A few months ago, the IT organization at Adobe worked on our identity at an off-site meeting. The goal was to take a step back and work together to determine why we exist and what is the special sauce we bring to the company. What came from this was a new strategy that strengthens our alignment to Adobe’s business: To have cloud-like characteristics in our DNA.
To successfully enable Adobe’s cloud business, we realized that IT needs to encompass attributes of a world-class cloud operation and provide the same "cloud-like" experience to our business stakeholders, partners, and employees. Being cloud-like doesn’t mean being a cloud provider. Rather, it’s bringing the characteristics of the cloud into everything we do as an IT organization – from ease of use and customer-centricity, to self-service around analytics and reporting, to being an enabler of business processes.
For us, that meant a shift not only in technology as we move forward, but also people and processes. It meant big changes in how we operate with each other in IT, as well as transforming how we support our business users and the capabilities that we give to our customers externally.
For the team, it meant changing the mindset from thinking about technology delivery to thinking about enabling the business process. When you are cloud-like in your DNA and are capitalizing on cloud infrastructure; you are no longer constrained by your internal toolkit. In fact, you have a larger, virtual toolkit of microservices that you pull pieces from and bring to your business users. It’s an open approach, and it gives you the power to interconnect the massive amounts of data at your fingertips, which is the new currency of the organization.
With this new strategy, we needed clarity of purpose across the global team. We needed everyone on the team to feel ownership and accountability toward this new mindset so that we could truly live up to the promise of cloud-like characteristics in our DNA. And one of the ways we reinforced this was through an “IT Identity Award” program.

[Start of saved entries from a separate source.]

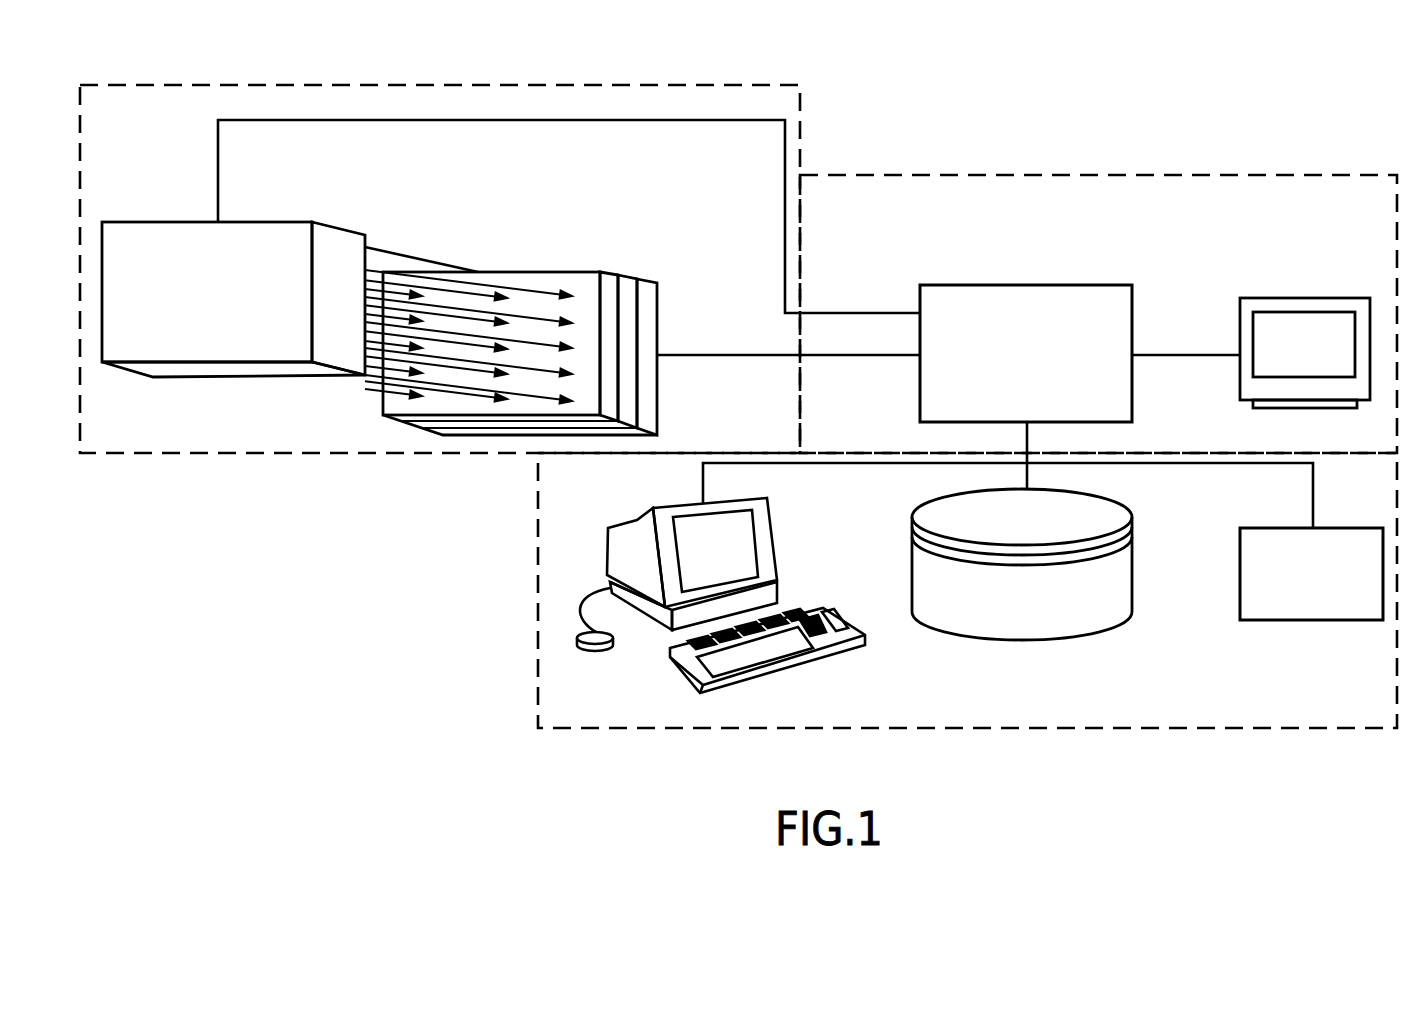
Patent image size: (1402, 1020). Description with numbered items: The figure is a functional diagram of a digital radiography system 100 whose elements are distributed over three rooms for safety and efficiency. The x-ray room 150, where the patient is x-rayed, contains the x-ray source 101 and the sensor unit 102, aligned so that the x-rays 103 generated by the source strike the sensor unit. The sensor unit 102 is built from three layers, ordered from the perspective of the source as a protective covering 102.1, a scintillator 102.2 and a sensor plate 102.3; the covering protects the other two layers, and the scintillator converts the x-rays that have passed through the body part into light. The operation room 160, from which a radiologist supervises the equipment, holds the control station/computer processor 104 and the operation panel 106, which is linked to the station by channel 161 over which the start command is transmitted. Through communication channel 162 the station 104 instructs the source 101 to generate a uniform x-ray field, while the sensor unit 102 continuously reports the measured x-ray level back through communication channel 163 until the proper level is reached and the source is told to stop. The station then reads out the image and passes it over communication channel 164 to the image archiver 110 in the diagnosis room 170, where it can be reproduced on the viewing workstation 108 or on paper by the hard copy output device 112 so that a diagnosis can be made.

The digital radiography system 100 is at (640, 783).
The x-ray source 101 is at (283, 221).
The sensor unit 102 is at (565, 308).
The protective covering 102.1 is at (608, 275).
The scintillator 102.2 is at (629, 279).
The sensor plate 102.3 is at (648, 283).
The x-rays 103 is at (425, 261).
The control station/computer processor 104 is at (1010, 285).
The operation panel 106 is at (1313, 298).
The viewing workstation 108 is at (778, 528).
The image archiver 110 is at (1051, 564).
The hard copy output device 112 is at (1313, 621).
The x-ray room 150 is at (633, 179).
The operation room 160 is at (1330, 228).
The channel 161 is at (1150, 355).
The communication channel 162 is at (826, 313).
The communication channel 163 is at (880, 358).
The communication channel 164 is at (1033, 472).
The diagnosis room 170 is at (1222, 712).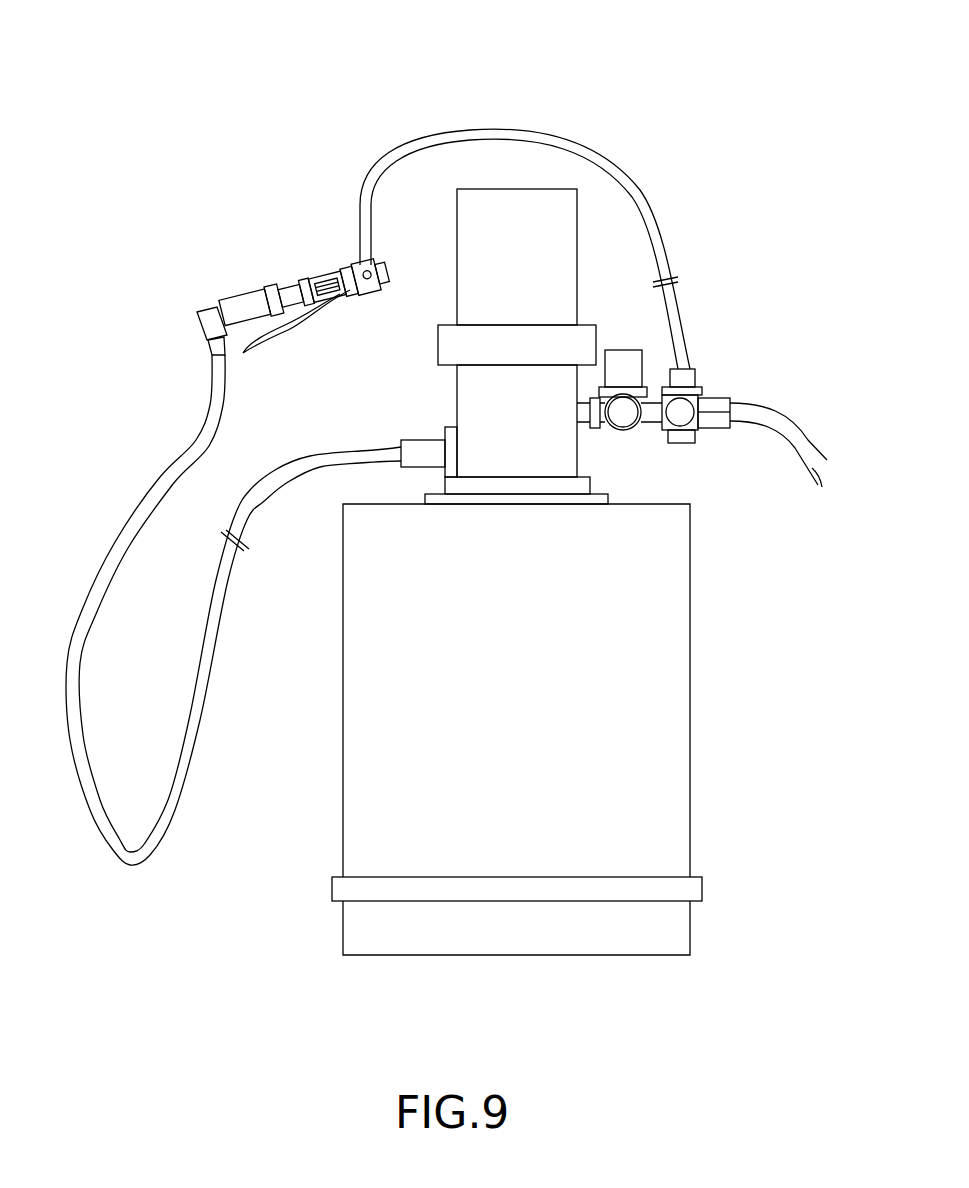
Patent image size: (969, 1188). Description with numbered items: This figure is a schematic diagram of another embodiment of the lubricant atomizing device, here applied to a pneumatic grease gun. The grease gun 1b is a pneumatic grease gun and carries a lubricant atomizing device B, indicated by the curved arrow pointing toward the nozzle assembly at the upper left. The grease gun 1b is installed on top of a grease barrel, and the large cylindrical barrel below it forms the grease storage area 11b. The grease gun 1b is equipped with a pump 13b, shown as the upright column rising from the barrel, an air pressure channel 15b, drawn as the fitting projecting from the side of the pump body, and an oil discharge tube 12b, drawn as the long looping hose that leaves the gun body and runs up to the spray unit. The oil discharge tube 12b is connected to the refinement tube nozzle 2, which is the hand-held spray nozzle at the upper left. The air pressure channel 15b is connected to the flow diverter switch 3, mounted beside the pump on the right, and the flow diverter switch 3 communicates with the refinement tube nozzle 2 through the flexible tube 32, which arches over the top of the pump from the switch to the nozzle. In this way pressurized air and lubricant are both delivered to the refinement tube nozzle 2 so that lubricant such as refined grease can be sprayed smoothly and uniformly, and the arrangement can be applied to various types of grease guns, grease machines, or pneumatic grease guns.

The lubricant atomizing device B is at (255, 128).
The flexible tube 32 is at (487, 133).
The refinement tube nozzle 2 is at (348, 247).
The oil discharge tube 12b is at (238, 305).
The pump 13b is at (480, 300).
The grease gun 1b is at (475, 398).
The air pressure channel 15b is at (625, 372).
The flow diverter switch 3 is at (724, 382).
The grease storage area 11b is at (397, 670).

The IT Identity Award rewards behaviors that are associated with our IT identity and the concept of being cloud-like. We recently gave out five IT Identity Awards – two individual and three team awards – and the program has been really exciting for my team. Notably, it’s a peer-nominated award, and nominations came from both within IT and from other areas of the business.
Multiple benefits
This program has had a tremendous impact on IT for a number of reasons. For one, celebrating success is a great way to build a foundation for future success. Our IT organization is quite large, and there is outstanding work being done at all levels of the organization. Bringing those examples and accomplishments to light is a great way to celebrate success both within IT and with the larger business.

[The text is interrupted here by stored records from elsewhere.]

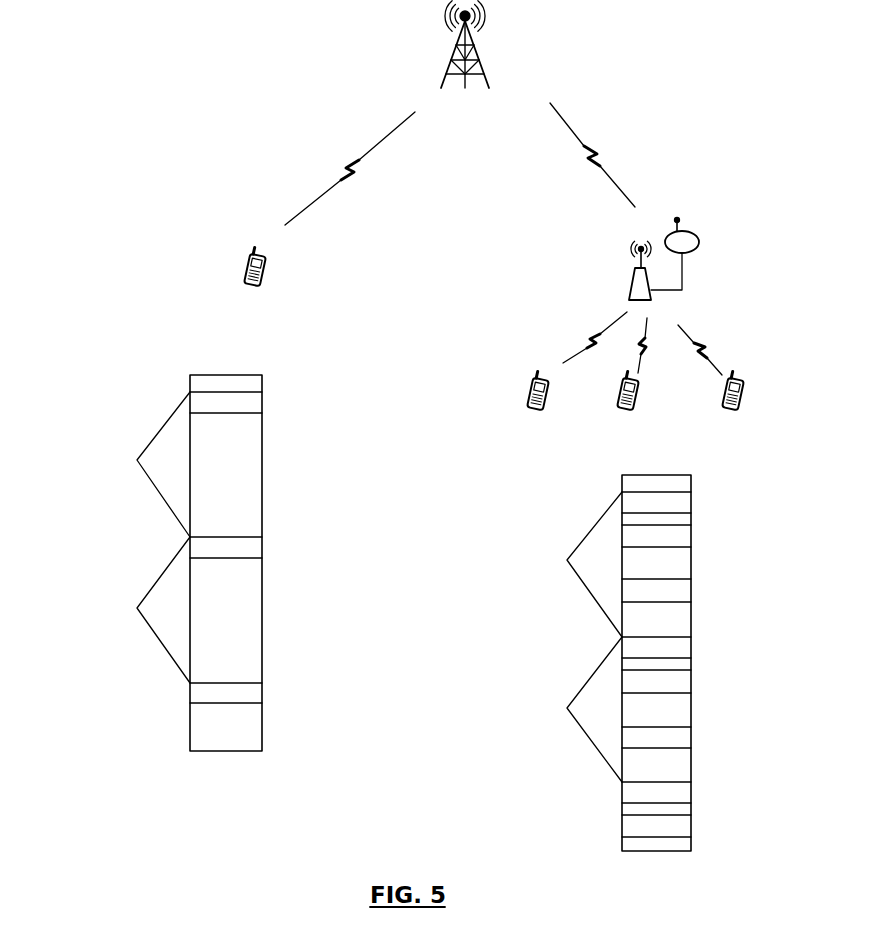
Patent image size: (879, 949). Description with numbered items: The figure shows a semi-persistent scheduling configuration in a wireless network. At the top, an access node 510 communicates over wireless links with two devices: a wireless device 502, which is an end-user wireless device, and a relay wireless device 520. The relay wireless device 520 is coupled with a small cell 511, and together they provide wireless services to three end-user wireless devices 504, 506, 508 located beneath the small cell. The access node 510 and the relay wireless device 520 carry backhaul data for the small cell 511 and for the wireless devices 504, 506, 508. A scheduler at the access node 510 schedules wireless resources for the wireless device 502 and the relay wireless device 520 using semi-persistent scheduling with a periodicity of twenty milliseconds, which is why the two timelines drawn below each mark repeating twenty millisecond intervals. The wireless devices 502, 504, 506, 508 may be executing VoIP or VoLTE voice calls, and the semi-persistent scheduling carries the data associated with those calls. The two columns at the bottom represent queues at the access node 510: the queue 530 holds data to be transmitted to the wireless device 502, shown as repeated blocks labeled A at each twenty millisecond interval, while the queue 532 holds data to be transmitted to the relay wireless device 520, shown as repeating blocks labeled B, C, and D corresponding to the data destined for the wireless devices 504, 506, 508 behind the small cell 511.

The access node 510 is at (465, 86).
The wireless device 502 is at (282, 290).
The small cell 511 is at (638, 267).
The relay wireless device 520 is at (688, 233).
The wireless device 504 is at (533, 412).
The wireless device 506 is at (623, 412).
The wireless device 508 is at (728, 412).
The queue 530 is at (262, 460).
The queue 532 is at (691, 522).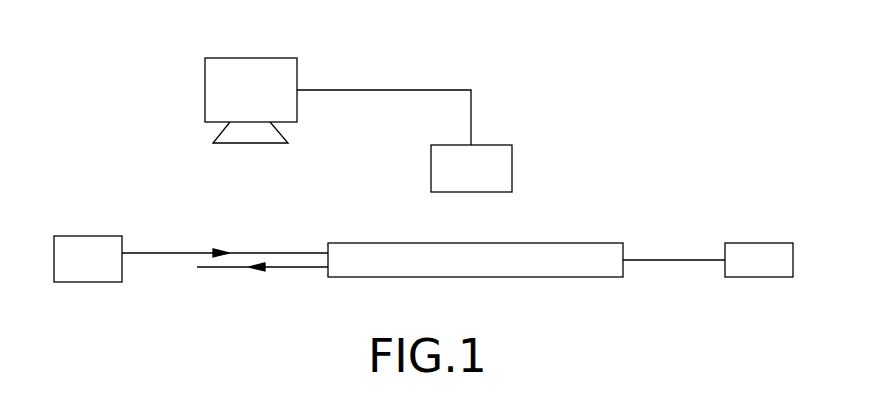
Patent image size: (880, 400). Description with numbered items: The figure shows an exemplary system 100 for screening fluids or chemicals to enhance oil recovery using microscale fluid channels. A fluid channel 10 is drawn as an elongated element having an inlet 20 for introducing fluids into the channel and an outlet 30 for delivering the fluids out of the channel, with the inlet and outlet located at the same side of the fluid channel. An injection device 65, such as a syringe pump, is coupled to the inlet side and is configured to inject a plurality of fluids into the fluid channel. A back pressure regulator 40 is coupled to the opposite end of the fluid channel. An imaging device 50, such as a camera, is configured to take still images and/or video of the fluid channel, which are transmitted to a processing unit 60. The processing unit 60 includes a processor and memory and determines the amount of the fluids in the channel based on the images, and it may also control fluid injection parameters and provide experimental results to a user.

The system 100 is at (122, 100).
The fluid channel 10 is at (387, 242).
The inlet 20 is at (190, 250).
The outlet 30 is at (220, 269).
The back pressure regulator 40 is at (743, 243).
The imaging device 50 is at (512, 154).
The processing unit 60 is at (298, 72).
The injection device 65 is at (73, 236).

Secondly, recognition of these wins helps everyone learn from each other. It enables individuals to get a better idea of what’s going on in other parts of the organization. Naturally, people will look at the accomplishments being recognized and ask, “Am I demonstrating those behaviors? How can I show it through some of the work that I’m doing?”

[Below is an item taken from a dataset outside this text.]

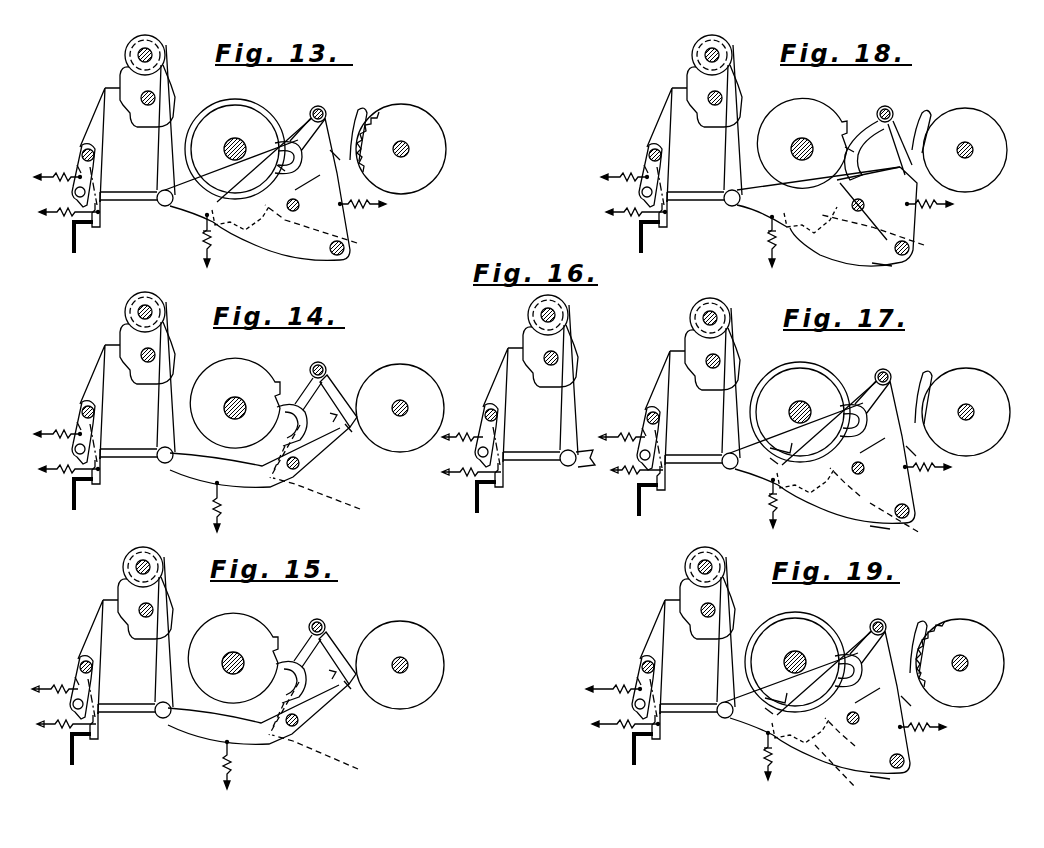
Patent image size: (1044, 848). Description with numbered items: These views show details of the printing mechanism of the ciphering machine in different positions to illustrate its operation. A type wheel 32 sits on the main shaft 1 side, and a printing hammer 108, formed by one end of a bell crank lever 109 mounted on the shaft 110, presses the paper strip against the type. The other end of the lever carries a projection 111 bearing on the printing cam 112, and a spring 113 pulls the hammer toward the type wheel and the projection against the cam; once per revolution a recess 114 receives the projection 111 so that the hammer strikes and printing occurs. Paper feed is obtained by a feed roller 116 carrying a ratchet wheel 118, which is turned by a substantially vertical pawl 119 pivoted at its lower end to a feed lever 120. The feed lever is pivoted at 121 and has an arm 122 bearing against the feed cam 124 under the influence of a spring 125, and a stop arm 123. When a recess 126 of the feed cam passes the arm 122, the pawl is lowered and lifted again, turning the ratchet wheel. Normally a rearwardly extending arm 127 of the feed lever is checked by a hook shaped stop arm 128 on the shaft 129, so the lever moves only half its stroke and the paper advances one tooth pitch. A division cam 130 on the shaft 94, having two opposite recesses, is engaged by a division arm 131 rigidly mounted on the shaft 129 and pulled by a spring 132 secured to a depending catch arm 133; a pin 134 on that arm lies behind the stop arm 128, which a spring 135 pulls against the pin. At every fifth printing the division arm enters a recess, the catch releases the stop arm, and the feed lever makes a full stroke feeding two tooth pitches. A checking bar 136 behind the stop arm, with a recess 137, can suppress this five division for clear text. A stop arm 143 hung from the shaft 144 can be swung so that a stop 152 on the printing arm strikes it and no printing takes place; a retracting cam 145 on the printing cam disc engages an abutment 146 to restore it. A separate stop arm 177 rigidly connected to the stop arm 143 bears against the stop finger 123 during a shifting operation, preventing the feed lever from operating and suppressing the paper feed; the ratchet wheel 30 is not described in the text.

One of the team awards was given to our engineering services team. Their mission is to provide all the tools, platforms, and services to the engineers on the business side. We received some great feedback from the business on how well this team helps enable and empower the engineers. In recognizing this team, we highlighted a quote from their nomination that said, “The team is not only highly technical and dedicated to the systems they support, their customer service skills are exemplary.” For me, this quote really gets to the heart of what it means to be cloud-like in our DNA. It means we are dedicated to engaging with the teams with support internally in the same way we are committed to engaging with our external customers. We are customer experience centric.
Working on our identity proved to be a great morale builder for IT. It unified our team, and the associated awards program generated excitement and buzz. Most importantly, it brought us all together around a unified strategy we could believe in, and has brought some much-needed accountability and ownership to everyone on the team.